Lato bagagli, le lodi si sprecano. Il baule è capiente e la forma regolare permette di caricare molto grazie anche alla soglia di carico bassa.

Dal punto di vista tecnico, la 308 della nostra prova è una Plug-in Hybrid con un 1.6 turbo da 150 cavalli, accoppiato a un’unità elettrica da 110, per un totale “di sistema” di 180 cavalli. La batteria è da 12,4 kW e permette di percorrere fino a 60km. A spiccare però è l’ottima gestione del sistema ibrido, che permette di sfruttare la batteria in modo intelligente anche in autostrada, centellinandola e spendendola per il “veleggiamento”.

A batteria carica, l’accelerazione è quasi da sportiva, ma l’assistenza è percepibile e aiuta a trarsi d’impaccio anche in modalità ibrida a batteria quasi esaurita. Assistenza validissima anche quella degli ADAS, in particolare con il Cruise Control Stop&Go che aiuta a “riposare” quando si è in coda      ed è tra i migliori della categoria.

La nuova arrivata della famiglia 308 si chiama E-308, versione 100% elettrica che va ad affiancare le versioni termiche ed elettrificate già presenti a listino. Spinta da una motorizzazione che eroga 156 cavalli, offre, in base ai livelli di equipaggiamento, un’autonomia che può arrivare fino a 411 km. Altro elemento fondamentale è la batteria di nuova generazione. Si tratta di un accumulatore ad alta tensione da 54 kWh (51 kWh utilizzabili) che funziona a 400 volt e ha una nuova composizione chimica con l’80% di Nichel, il 10% di Manganese e il 10% di Cobalto. 

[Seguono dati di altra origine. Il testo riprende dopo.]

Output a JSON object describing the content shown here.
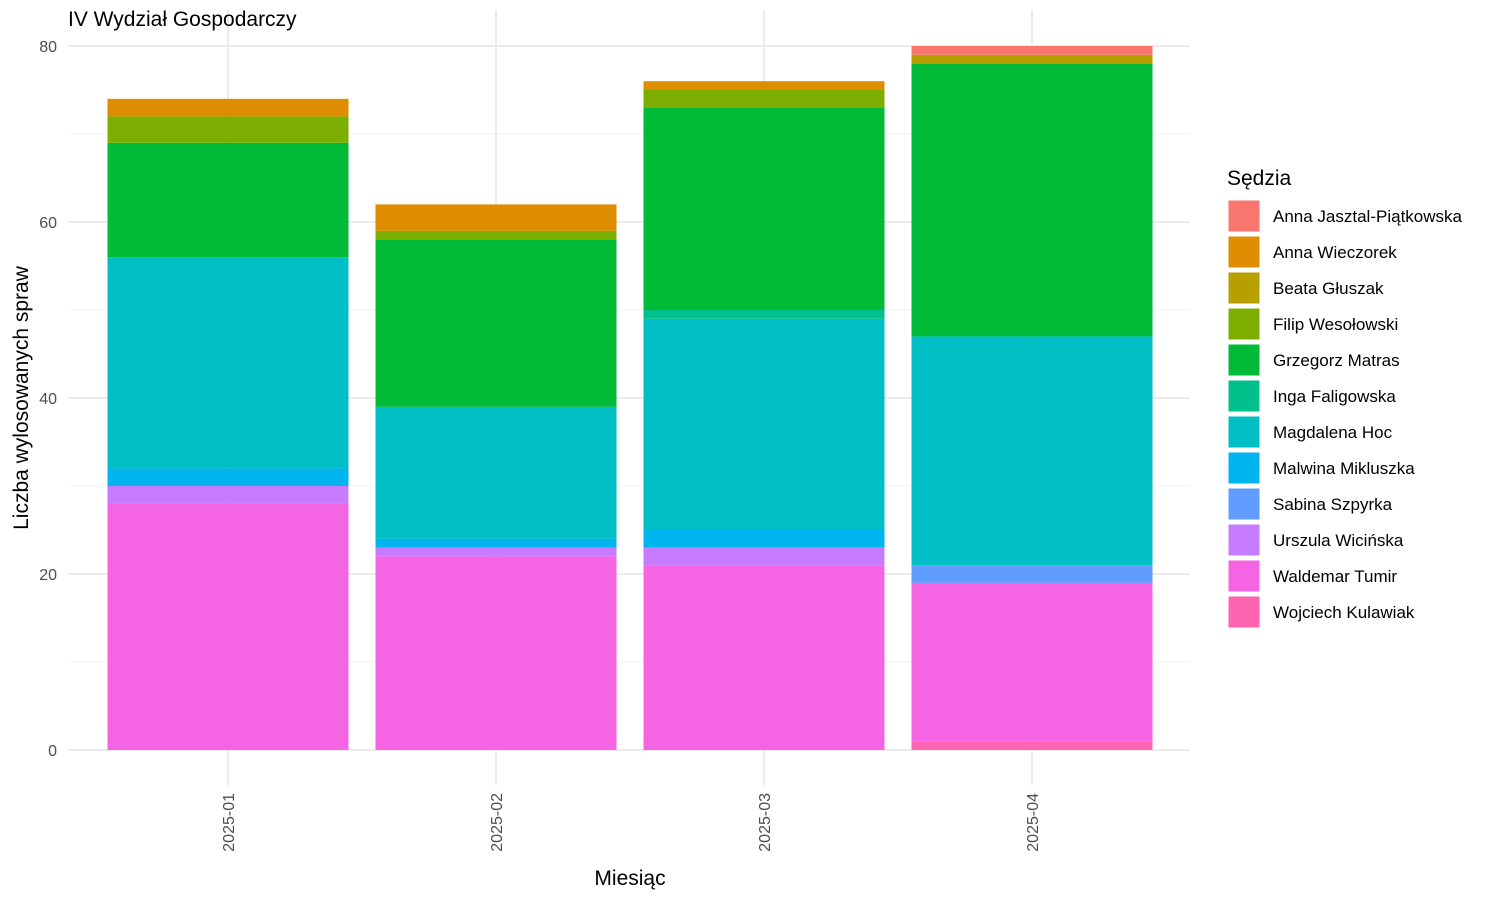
{
  "chart_data": {
    "type": "bar",
    "stacked": true,
    "title": "IV Wydział Gospodarczy",
    "xlabel": "Miesiąc",
    "ylabel": "Liczba wylosowanych spraw",
    "ylim": [
      0,
      80
    ],
    "yticks": [
      0,
      20,
      40,
      60,
      80
    ],
    "grid": true,
    "legend_title": "Sędzia",
    "legend_position": "right",
    "categories": [
      "2025-01",
      "2025-02",
      "2025-03",
      "2025-04"
    ],
    "series": [
      {
        "name": "Anna Jasztal-Piątkowska",
        "color": "#F8766D",
        "values": [
          0,
          0,
          0,
          1
        ]
      },
      {
        "name": "Anna Wieczorek",
        "color": "#DE8C00",
        "values": [
          2,
          3,
          1,
          0
        ]
      },
      {
        "name": "Beata Głuszak",
        "color": "#B79F00",
        "values": [
          0,
          0,
          0,
          1
        ]
      },
      {
        "name": "Filip Wesołowski",
        "color": "#7CAE00",
        "values": [
          3,
          1,
          2,
          0
        ]
      },
      {
        "name": "Grzegorz Matras",
        "color": "#00BA38",
        "values": [
          13,
          19,
          23,
          31
        ]
      },
      {
        "name": "Inga Faligowska",
        "color": "#00C08B",
        "values": [
          0,
          0,
          1,
          0
        ]
      },
      {
        "name": "Magdalena Hoc",
        "color": "#00BFC4",
        "values": [
          24,
          15,
          24,
          26
        ]
      },
      {
        "name": "Malwina Mikluszka",
        "color": "#00B4F0",
        "values": [
          2,
          1,
          2,
          0
        ]
      },
      {
        "name": "Sabina Szpyrka",
        "color": "#619CFF",
        "values": [
          0,
          0,
          0,
          2
        ]
      },
      {
        "name": "Urszula Wicińska",
        "color": "#C77CFF",
        "values": [
          2,
          1,
          2,
          0
        ]
      },
      {
        "name": "Waldemar Tumir",
        "color": "#F564E3",
        "values": [
          28,
          22,
          21,
          18
        ]
      },
      {
        "name": "Wojciech Kulawiak",
        "color": "#FF64B0",
        "values": [
          0,
          0,
          0,
          1
        ]
      }
    ]
  }
}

La 308 SW Hybrid 180 cv parte da 36.350 euro per la versione Allure, mentre la GT sale a 39.750 euro. Altri 2.000 euro servono per aggiungere gli interni in Pelle Nappa, oltre ai 950 euro per il tetto panoramico e ai 1.000 per il massage pack. Comunque l’equipaggiamento di partenza è già più che completo. Per la GT, spicca il pacchetto di assistenza alla guida al livello più alto venduto a 200 euro soltanto.